Tra i ricordi del Ristorante Al Cavaliere di Rovigo, si trovano due racconti dedicati alle galline e alle uova.
Il pollaio e le uova
Ogni mattina aveva il suo volto diverso e l’alba schiudeva i pensieri e la vita; le ombre dei pioppi svanivano nel canto dei galli. Il silenzio abitava il cortile che poi si animava del consueto clamore. Vagava il pensiero, sofferte emozioni –Oh Valentino vestito di nuovo, ecco un cocco, un cocco per te-. Le galline ovaiole le “fedava” (deponevano le uova) di prima mattina nel loro sonoro “coccode”.
Il becchime già pronto sull’aia veniva presto consumato e poi via sui prati a saziarsi d’erba fresca, primaverile. Le festività pasquali portavano in tavola uova colorate per la gara della “scoca”. Nei “corghi” (piccoli serragli rotondi di vimini) capovolti e ripieni di paglia, le galline ubriacate con pane inzuppato di vino chiocciavano fino alla schiusura delle uova dalle quali uscivano stentate e tenere creature giallastre.
Pochi mesi, i nuovi nati manifestavano, dalle sembianze, l’essere maschi o femmine ed i loro colori. Le galline “vare” (variegate) destavano stupore per le tante tonalità del piumaggio da sembrare codici miniati dalla Natura. Gli animali del pollaio vivevano in armonia tra loro mentre il gallo maestro graffiava i “bocia” indiscreti.

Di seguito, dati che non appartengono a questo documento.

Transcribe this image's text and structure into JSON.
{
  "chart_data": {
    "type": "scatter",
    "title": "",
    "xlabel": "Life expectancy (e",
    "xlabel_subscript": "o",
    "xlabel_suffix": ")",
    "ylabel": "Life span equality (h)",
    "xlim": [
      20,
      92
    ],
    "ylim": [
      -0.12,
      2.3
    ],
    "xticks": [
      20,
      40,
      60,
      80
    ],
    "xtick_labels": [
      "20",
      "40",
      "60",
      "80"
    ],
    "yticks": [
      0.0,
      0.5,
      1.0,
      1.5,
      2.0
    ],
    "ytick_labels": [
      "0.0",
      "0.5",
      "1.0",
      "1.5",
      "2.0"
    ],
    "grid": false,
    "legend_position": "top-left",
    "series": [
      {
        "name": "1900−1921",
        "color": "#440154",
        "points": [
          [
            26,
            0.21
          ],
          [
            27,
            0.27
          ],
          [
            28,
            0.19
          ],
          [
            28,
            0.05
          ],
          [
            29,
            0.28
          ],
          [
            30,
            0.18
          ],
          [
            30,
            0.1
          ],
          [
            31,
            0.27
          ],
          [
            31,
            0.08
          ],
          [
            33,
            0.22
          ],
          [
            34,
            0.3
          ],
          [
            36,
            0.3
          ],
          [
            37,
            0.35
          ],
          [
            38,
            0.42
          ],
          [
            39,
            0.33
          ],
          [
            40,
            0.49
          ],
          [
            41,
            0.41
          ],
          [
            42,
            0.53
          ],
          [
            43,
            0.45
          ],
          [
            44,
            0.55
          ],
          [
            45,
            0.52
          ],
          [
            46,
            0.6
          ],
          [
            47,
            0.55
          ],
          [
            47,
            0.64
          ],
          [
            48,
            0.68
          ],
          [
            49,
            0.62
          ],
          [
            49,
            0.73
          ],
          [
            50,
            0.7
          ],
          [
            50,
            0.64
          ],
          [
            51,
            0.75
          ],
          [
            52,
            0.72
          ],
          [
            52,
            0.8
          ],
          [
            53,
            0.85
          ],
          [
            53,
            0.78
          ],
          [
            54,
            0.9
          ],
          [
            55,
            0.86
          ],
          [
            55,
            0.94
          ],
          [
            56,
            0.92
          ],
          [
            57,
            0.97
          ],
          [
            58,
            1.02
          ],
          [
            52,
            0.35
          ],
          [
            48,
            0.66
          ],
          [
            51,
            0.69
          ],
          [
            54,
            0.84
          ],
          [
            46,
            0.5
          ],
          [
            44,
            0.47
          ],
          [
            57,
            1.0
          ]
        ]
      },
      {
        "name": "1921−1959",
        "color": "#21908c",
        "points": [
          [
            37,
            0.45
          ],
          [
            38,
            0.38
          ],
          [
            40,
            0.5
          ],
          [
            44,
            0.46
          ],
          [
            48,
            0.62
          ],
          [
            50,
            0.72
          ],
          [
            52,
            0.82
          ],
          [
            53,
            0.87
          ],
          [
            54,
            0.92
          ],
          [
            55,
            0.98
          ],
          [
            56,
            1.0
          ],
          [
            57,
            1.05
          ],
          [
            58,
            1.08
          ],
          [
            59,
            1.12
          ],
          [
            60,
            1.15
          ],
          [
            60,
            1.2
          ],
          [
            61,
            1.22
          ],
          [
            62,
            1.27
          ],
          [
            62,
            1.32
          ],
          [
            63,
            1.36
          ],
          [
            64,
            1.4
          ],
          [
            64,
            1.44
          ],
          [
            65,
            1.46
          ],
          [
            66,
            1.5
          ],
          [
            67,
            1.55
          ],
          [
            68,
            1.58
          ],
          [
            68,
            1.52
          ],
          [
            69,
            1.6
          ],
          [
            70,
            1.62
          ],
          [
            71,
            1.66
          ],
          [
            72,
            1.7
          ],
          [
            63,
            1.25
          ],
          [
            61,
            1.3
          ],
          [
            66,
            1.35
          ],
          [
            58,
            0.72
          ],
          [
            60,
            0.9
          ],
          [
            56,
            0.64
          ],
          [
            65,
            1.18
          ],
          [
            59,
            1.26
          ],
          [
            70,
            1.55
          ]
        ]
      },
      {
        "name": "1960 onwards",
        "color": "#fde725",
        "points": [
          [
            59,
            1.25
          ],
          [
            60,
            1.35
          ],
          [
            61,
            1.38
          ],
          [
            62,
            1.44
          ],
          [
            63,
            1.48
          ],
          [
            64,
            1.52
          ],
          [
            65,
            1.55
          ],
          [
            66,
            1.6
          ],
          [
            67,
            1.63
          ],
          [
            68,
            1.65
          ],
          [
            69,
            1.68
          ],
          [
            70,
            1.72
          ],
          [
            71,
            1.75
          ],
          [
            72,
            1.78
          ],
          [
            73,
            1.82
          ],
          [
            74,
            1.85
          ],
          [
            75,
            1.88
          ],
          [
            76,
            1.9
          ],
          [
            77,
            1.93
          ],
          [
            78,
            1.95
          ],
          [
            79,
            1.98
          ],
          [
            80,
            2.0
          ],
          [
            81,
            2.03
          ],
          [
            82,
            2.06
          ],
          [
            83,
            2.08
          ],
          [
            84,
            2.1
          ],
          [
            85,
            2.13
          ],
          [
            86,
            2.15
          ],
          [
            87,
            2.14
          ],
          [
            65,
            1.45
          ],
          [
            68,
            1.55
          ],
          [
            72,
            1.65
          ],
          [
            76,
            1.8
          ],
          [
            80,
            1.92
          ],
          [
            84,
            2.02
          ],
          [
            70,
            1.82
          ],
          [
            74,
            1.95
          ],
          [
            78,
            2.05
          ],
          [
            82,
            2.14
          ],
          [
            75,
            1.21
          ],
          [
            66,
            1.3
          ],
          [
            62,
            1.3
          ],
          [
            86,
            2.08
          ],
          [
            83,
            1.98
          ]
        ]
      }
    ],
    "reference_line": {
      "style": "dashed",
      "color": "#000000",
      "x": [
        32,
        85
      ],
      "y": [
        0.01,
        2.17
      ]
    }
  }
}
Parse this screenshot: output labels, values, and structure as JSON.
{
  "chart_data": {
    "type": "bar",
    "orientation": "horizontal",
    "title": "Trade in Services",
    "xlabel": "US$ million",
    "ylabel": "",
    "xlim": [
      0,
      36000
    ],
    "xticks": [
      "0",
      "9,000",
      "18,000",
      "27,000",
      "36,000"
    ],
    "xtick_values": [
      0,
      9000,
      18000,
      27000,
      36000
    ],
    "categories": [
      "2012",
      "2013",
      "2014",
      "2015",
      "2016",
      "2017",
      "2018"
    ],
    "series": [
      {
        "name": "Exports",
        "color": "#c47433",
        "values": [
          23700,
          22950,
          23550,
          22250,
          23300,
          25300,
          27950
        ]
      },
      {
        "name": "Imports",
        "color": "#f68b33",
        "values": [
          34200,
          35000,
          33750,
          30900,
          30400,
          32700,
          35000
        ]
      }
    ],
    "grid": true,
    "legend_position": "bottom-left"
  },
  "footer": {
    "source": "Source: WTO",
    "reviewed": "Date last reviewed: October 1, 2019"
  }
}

Il baratto, la gallina “sfasanà”
Alla squadra del Milan, che mancava dall’attività sportiva del paese di Buso, ci pensò Ciccio della zia Pierina il quale portava al mercato, in grande sporte di giunco, le uova conferitegli in uguale misura dai componenti della costituenda società che ricevevano in cambio maglie rossonere fiammanti. Solo “Moschin” (Lorenzo) acquistò lucenti scarpe bullonate. Dal mercato ai fratelli Albieri (“i fruttaroi”) il passo era breve: creme, spumilie e mignini pagati in natura con uova fresche che se erano d’oca valevano il doppio.
Avveniva che ogni famiglia disponesse di vari tipi di animali da cortile per il brodo e la carne da consumare in parche mense, nelle feste comandate e in quelle della tradizione.
Tornare mentalmente ai profumi della cucina antica è ritrovare intatto il valore d’una famiglia sana ed allegra anche nelle difficoltà della vita.
Sezionato, con la “forbese da vegne “, el cicin (la carne di gallina) allietava il palato di grandi e piccini. La gallina “sfasanà”, bollita prima, veniva messa al forno dalla nonna Virginia con cipolla, rosmarino, aglio e un po’ d’olio: una bontà. Si mangiava quasi in silenzio gustando i cibi nella consapevolezza che questi erano il frutto del bene e del sacrificio dei propri cari.